That was then, this is now

I remember well how then-Gov. Jerry Brown seemed to embrace Latinos and our collective needs when he served as Governor of California from 1975 to 1983. He appointed Latinos to key positions in his administration. Latinos who came to have a great deal of respect such as Herman Sillas (Director of Motor Vehicles), Mario Obledo (Secretary of Health and Human Services), and Cruz Reynoso (California State Supreme Court). I had graduated from the University of the Pacific in 1975, went to Washington, D.C., for my Master's degree and worked for Congressman Pete Stark before coming back to Sacramento to work at the Office of the Legislative Analyst (LAO).

I remember Brown's appointment of Mario Obledo, who was from Texas. While Obledo's tenure had controversy, there is little doubt among many Latinos of that era that he and Brown brought in more Latinos to California state government than had ever been the case prior. Many consider this the beginning of state government actually behaving as an equal employment opportunity employer. You finally began to see access open up to Latinos; one began to see Latinos being hired to mid-level and management positions in state government. This had not been the case before Brown's tenure. His budgets were not about exclusion but about inclusion. He was far from perfect but his approach was not about spending for the sake of any political interests or ideology. He spoke about lowering our expectations of government; he did not have the attitude or policies about making government big but rather functional, practical and responsive within its means.

Brown had an attitude about Latinos back then, at least that was the feeling among many Latinos. That attitude was that Latinos were the future of the state, that this community would have to be reckoned with in the coming decades because of the anticipated growth and importance they would play in the state's future.

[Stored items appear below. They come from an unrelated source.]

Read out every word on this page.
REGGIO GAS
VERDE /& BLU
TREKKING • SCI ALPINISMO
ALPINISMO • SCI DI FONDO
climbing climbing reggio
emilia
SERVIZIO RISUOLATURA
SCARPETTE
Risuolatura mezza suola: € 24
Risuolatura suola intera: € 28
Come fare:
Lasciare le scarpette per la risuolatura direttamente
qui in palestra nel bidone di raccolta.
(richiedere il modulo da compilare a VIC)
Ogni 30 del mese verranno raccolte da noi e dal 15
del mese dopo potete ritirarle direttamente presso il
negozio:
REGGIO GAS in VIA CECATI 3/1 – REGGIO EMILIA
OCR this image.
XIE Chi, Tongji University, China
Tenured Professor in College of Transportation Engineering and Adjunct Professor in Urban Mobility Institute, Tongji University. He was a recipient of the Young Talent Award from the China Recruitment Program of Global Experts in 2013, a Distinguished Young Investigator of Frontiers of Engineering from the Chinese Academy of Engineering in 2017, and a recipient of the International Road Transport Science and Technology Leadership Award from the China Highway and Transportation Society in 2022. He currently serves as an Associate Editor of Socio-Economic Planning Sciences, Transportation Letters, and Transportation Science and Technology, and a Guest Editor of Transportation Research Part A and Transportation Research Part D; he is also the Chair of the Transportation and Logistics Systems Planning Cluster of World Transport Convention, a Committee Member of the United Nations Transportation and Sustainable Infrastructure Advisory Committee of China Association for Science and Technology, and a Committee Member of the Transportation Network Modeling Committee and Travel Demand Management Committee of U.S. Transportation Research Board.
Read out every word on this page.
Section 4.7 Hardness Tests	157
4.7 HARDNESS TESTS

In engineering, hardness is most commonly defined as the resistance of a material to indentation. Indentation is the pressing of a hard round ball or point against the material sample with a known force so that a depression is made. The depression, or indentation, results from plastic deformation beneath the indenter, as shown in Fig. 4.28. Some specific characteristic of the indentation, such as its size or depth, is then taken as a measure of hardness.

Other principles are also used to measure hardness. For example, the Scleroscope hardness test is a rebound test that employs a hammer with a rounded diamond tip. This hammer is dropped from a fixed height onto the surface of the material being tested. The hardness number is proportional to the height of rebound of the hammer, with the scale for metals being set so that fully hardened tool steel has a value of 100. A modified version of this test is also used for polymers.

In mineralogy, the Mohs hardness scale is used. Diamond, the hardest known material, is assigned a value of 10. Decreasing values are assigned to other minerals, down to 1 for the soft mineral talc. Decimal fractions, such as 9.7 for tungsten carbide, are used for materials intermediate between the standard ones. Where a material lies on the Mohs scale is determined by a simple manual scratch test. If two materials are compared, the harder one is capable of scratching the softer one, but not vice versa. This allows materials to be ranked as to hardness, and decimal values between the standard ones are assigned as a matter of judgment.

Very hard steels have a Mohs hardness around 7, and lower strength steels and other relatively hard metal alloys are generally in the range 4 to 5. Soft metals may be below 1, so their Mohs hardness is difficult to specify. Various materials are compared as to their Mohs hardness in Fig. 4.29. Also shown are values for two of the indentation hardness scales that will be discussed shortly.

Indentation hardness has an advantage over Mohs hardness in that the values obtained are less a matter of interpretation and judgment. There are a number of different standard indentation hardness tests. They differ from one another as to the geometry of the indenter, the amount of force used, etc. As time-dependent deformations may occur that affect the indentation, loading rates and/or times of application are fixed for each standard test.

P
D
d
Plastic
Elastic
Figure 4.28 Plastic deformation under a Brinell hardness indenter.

Brown made many feel that he understood the feelings of being ignored, of being poorly treated, of not being allowed to realize the "dream" that all had been told was theirs' to pursue. His father had left a great legacy among many California Latinos including my grandmother, grandfather and parents. They saw the Browns as elected officials that were speaking to them and the concerns and dreams they had as working Latino Californians.

This is how I and many other Latinos and non-Latinos remember Jerry Brown the Governor.

We fast forward to late August, early September 2010 and now candidate-for-Gov. Jerry Brown is having a press conferences in the state with Latino elected officials who are reminding Latino voters that "he (Jerry Brown) marched with César Chávez." It appears that the strategy here is to have Latino voters associate him with the farmworker advocate, which will lead them to vote for him.

Despite the many things he did with Latinos and the "attitude" that he pioneered in the mid-70s to early 80s about bringing us into society's mainstream, the best outreach that he can do for his gubernatorial campaign is to play word association games. You would have thought with the great accomplishments he made to include Latinos and to give us a place at the "decision-making" table of public policy and political institutions that he would be able to talk about where he had left off and how he intended to start again his relationship with Latinos.

However, his campaign isn't about continuing this journey with Latinos now that our population has grown significantly and many of the problems he saw and attempted to address have gotten worse. Brown isn't energizing Latino voters with a vision for the future. He doesn't speak about how things must change and how he intends to pursue that change with Latinos, not for Latinos. He provides no details about how his agenda for the state will benefit Latinos, how his years of experience have provided him with insight as to how to make a real difference for and with Latinos.

He and his Latino-elected officials/cheerleaders talk about the "old days" and not about how that experience will specifically help him address the myriad problems the Latino community confronts today. They are quick to criticize how bad Meg Whitman is to Latinos but never provide any specifics. There is no doubt that for many Latinos this will be enough to get them to vote against Whitman and for Brown. There is no doubt that the shortcomings of Whitman and her own lack of specifics and attack ads against Brown will make her an unlikely candidate for the Latino vote. But at the end of the day Brown wants us to vote for him not because of a vision and plan he has for the Latino community today, not because he speaks about developing a new and working relationship with the Latino community to be part of the solution and not because he is expecting the coming of a "political Virgen de Guadalupe." No, he wants our vote because he "marched with César Chávez."

What he wants us to remember is not and should not be good enough for a vote for governor in the year 2010. The problems for Latinos then have not gotten much better 36 years later. Does he not know this? Have his campaign strategists not pointed this out? Is this not an insult to the Latino voter?

That was then, this is now -- as they say in Spanish "a otro perro con ese hueso." Brown has done and can do better, much better. Will he? Does he see the importance of doing better? Will he listen to anyone who must have told him that this is not the best strategy to pursue in the Latino community? There are about five weeks left in the campaign to answer these questions.

Arnoldo S. Torres is a policy consultant based in Sacramento.